De nombreux groupes débraillés s’y livraient à ces bonds désordonnés que les Anglais appellent naïvement notre danse nationale ; les tables garnissant l’étroit promenoir qui courait autour de la salle étaient toutes occupées, et, quoique la soirée commençât à peine, la fumée des pipes obscurcissait la vue, de même que la vapeur des grogs et du vin chaud prenait les moins délicats à la gorge.

À l’une de ces tables se trouvaient réunis trois consommateurs qui, bien que tout à fait dans leur milieu, cela se devinait autant à leur physionomie qu’à leur altitude, n’avaient pas l’air cependant d’être des habitués de la Reine Blanche, car ils restaient isolés dans cette foule où tous à peu près se connaissaient.

Deux de ces étrangers auraient aisément passé inaperçus. Rien dans leur tournure n’éveillait l’attention.

L’un semblait un ouvrier endimanché, l’autre un déclassé. Cela se voyait plutôt à l’expression générale de ses traits qu’à son costume. Il était convenablement mis et bien certainement d’une condition sociale supérieure à celle de ses compagnons.

Le premier était Manouret. Il s’était hâté d’accourir à l’appel de son ami. Le second était Justin.

Mais il en était autrement du troisième, dont l’aspect pouvait provoquer le rire aussi bien que l’effroi.

D’abord il était à ce point bossu que sa tête, à la chevelure hirsute et d’un rouge fauve, disparaissait complètement entre ses épaules larges, osseuses, auxquelles étaient attachés des bras d’une longueur démesurée.

Ses yeux petits, profondément enfoncés sous une arcade sourcilière hérissée de poils en broussaille, brillaient comme des charbons ardents ; et lorsqu’il riait, ses lèvres lippues découvraient deux rangées de dents blanches et acérées ainsi que celles d’un chien.

En un mot, c’était un monstre des plus complets et des mieux réussis. Il paraissait avoir quarante-cinq ans à peu près et devait être d’une vigueur peu commune.

Ce hideux personnage n’était autre que Pierre Méral, le frère de Françoise et de Jeanne.
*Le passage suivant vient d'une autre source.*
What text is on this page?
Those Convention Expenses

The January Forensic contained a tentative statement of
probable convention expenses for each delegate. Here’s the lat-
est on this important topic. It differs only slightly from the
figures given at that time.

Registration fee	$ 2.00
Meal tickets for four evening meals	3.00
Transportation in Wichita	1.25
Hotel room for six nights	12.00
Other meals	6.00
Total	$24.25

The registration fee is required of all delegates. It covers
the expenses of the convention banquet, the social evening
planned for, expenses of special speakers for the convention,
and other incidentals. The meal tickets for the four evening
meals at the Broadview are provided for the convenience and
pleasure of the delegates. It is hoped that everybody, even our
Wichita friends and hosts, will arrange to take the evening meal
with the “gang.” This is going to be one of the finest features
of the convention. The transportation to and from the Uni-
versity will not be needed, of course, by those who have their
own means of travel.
Après avoir subi à Cayenne la peine à laquelle il avait été condamné comme complice de son père dans l’assassinat des époux Duval, il était rentré en France, et bien que Paris lui fût interdit, il n’avait pas hésité à y venir, afin d’y exploiter sa sœur.

Les trois amis étaient attablés depuis déjà plus d’une demi-heure, fumant, buvant et fouillant inutilement du regard les groupes qui se pressaient à l’entrée de la Reine Blanche, lorsque Justin dit à Manouret :

— J’ai peur, Claude, que la belle ne nous fasse poser. Quelle idée de lui donner rendez-vous dans ce bastringue !

— Dame ! je ne pouvais pas cependant l’inviter à venir nous rejoindre aux Tuileries, répondit l’ex-cabaretier d’un ton gouailleur. D’abord ce bastringue, comme tu l’appelles, c’est son salon ordinaire, à elle ; et, ma foi, elle n’a pas tort, car c’est très bien composé. Est-il aristo, ce Justin ! C’est pas ton avis, Bosco ?

Ces mots s’adressaient au bossu, mais celui-ci n’avait pas l’air d’entendre. Tout entier aux filles qui défilaient devant lui au bras de leurs cavaliers, il les dévorait des regards lubriques de ses petits yeux flamboyants, et il faisait son possible pour qu’on le remarquât.

En surprenant le hideux personnage en flagrant délit de tentative de conquête, ses compagnons éclatèrent de rire et Claude lui dit, en lui frappant sur l’épaule :

— Je t’y prends encore l’Adonis ; décidément on ne peut jamais te conduire là où il y a des dames. Nous ne sommes pas ici pour nous amuser. Les affaires sérieuses avant tout ! Tiens, voilà justement Clarisse ! Tu vois, Justin, qu’elle est venue !

Rappelé à lui par l’apostrophe de son ami, le bossu ne répondit à la plaisanterie dont il était l’objet que par un sourire plein de fatuité, et il s’empressa galamment de faire place, entre lui et Claude, à la jeune femme, qui, reconnaissant ceux qui l’attendaient, s’était vivement rapprochée.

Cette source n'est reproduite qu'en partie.